Estuve allí casi dos horas, él me preguntó también por los demás vecinos y yo le conté lo que sabía y me pareció relevante. Y también hablamos de cosas que iban surgiendo en la conversación y que no tenían nada que ver con el caso...
Cuando salí de la comisaría, sentí el impulso de volver a entrar y quedarme allí con Santiago toda la vida, pero me puse en dirección a la frutería de mi barrio.
Cuando llegué, vi que también estaba Nuria, la de los Serrano, que hablaba airada con la cajera que le pesaba la fruta sobre los trámites de adopción de la niña china.
-Mira, estoy harta de que nos pongan tantas pegas. Pues no nos dijeron el otro día que si ya teníamos cinco, para qué queríamos tener más. Y a ellos qué les importa, si económicamente podemos. Mira, me entraron ganas de coger el boli y clavárselo a la tía en la frente...
Ni siquiera se dio cuenta de que yo estaba al lado pagándole a la otra dependienta, intenté que mi presencia pasara desapercibida y salí sin que me viera. Me pregunté si Nuria sería capaz de matar realmente a alguien, porque decir, muchas veces decimos barbaridades que luego no haríamos.... ¿o sí...?
En ese momento, vi que el presidente de nuestra comunidad se acercaba caminando hacia mí, mientras hablaba concentrado por teléfono sin fijarse en mi persona:
-No, no te preocupes, nadie se va a enterar, está todo atado y bien atado...
Me empecé a poner nerviosa... Intenté tranquilizarme pensando que, trabajando en Hacienda, y teniendo los entretenimientos sexuales que tenía, esa frase podía referirse a cualquier otra cosa... Pero, lo que me aterrorizó realmente fue, al abrir la puerta del portal, ver que estaban esperando el ascensor Doña Urraca y el señor Mateu.

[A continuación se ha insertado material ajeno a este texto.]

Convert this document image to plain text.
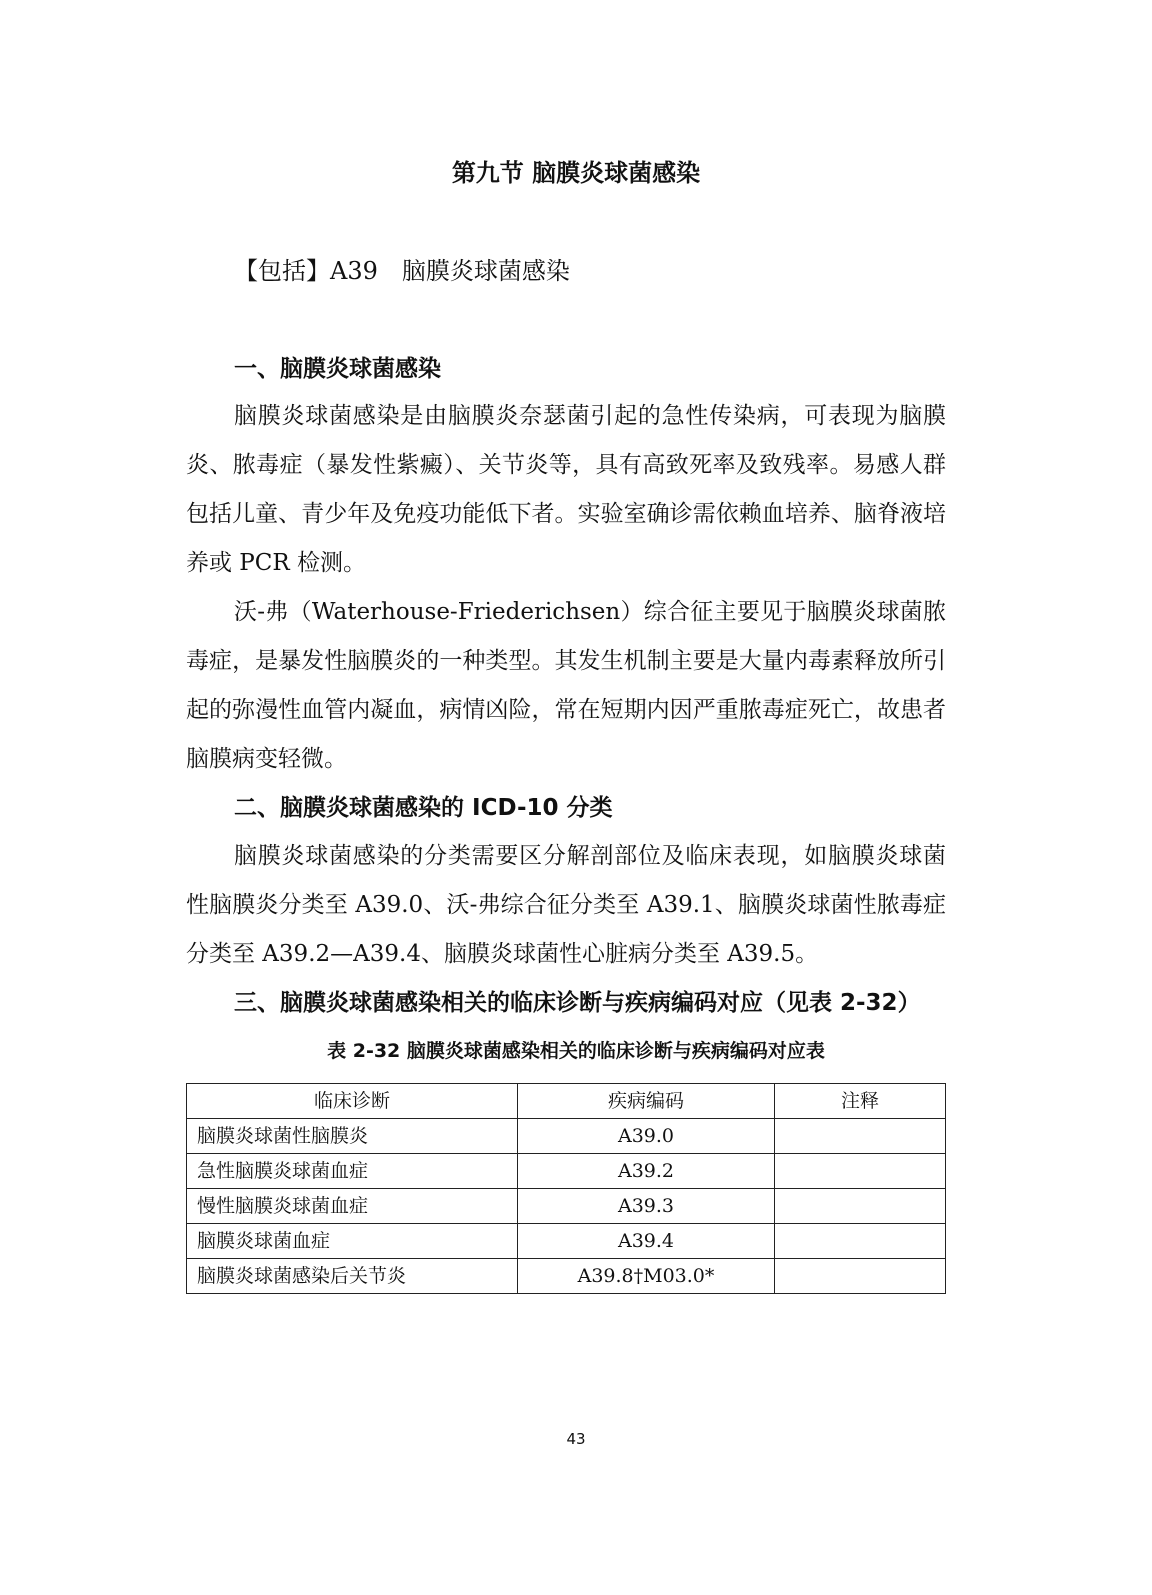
第九节 脑膜炎球菌感染

【包括】A39 脑膜炎球菌感染

一、脑膜炎球菌感染

脑膜炎球菌感染是由脑膜炎奈瑟菌引起的急性传染病，可表现为脑膜炎、脓毒症（暴发性紫癜）、关节炎等，具有高致死率及致残率。易感人群包括儿童、青少年及免疫功能低下者。实验室确诊需依赖血培养、脑脊液培养或 PCR 检测。

沃-弗（Waterhouse-Friederichsen）综合征主要见于脑膜炎球菌脓毒症，是暴发性脑膜炎的一种类型。其发生机制主要是大量内毒素释放所引起的弥漫性血管内凝血，病情凶险，常在短期内因严重脓毒症死亡，故患者脑膜病变轻微。

二、脑膜炎球菌感染的 ICD-10 分类

脑膜炎球菌感染的分类需要区分解剖部位及临床表现，如脑膜炎球菌性脑膜炎分类至 A39.0、沃-弗综合征分类至 A39.1、脑膜炎球菌性脓毒症分类至 A39.2—A39.4、脑膜炎球菌性心脏病分类至 A39.5。

三、脑膜炎球菌感染相关的临床诊断与疾病编码对应（见表 2-32）

表 2-32 脑膜炎球菌感染相关的临床诊断与疾病编码对应表

临床诊断	疾病编码	注释
脑膜炎球菌性脑膜炎	A39.0	
急性脑膜炎球菌血症	A39.2	
慢性脑膜炎球菌血症	A39.3	
脑膜炎球菌血症	A39.4	
脑膜炎球菌感染后关节炎	A39.8†M03.0*	

43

No tenía escapatoria, tenía que subir con ellos. Ella me miró de arriba abajo y, con su habitual acritud, en seguida me sacó uno de los dos temas recurrentes que todo el mundo te suelta cuando eres profesora, que hay que ver cómo está la juventud de hoy en día, que que maleducados que son, que adónde vamos a ir a parar, virgen santa... El otro tema recurrente, el del chollo de las vacaciones, no salió. Ella habló todo el rato sin parar, yo no hacía más que asentir, el señor Mateu tampoco dijo ni pío, se limitaba sonreír. Me parecían tan siniestros los dos... Afortunadamente, ellos bajaron en el tercero. Al llegar a mi planta y abrirse las puertas, me encontré a Pere y ambos nos asustamos al vernos. Me soltó nervioso que había decidido subir andando (¡al octavo!) para hacer ejercicio. Eso no me lo creo yo ni harta de vino, Pere es de los coge el coche hasta para ir a comprar el pan a la vuelta de la esquina.
Cuando entré en mi piso, cerré la puerta echando el cerrojo sintiendo el corazón que se me iba a salir del pecho. Cualquier mínimo detalle me hacía sospechar de todos y cada uno de mis vecinos. Me iba a volver loca. Me quité los zapatos y me fui a tumbarme al sofá. Me apreté un cojín contra cara y grité con todas mis fuerzas.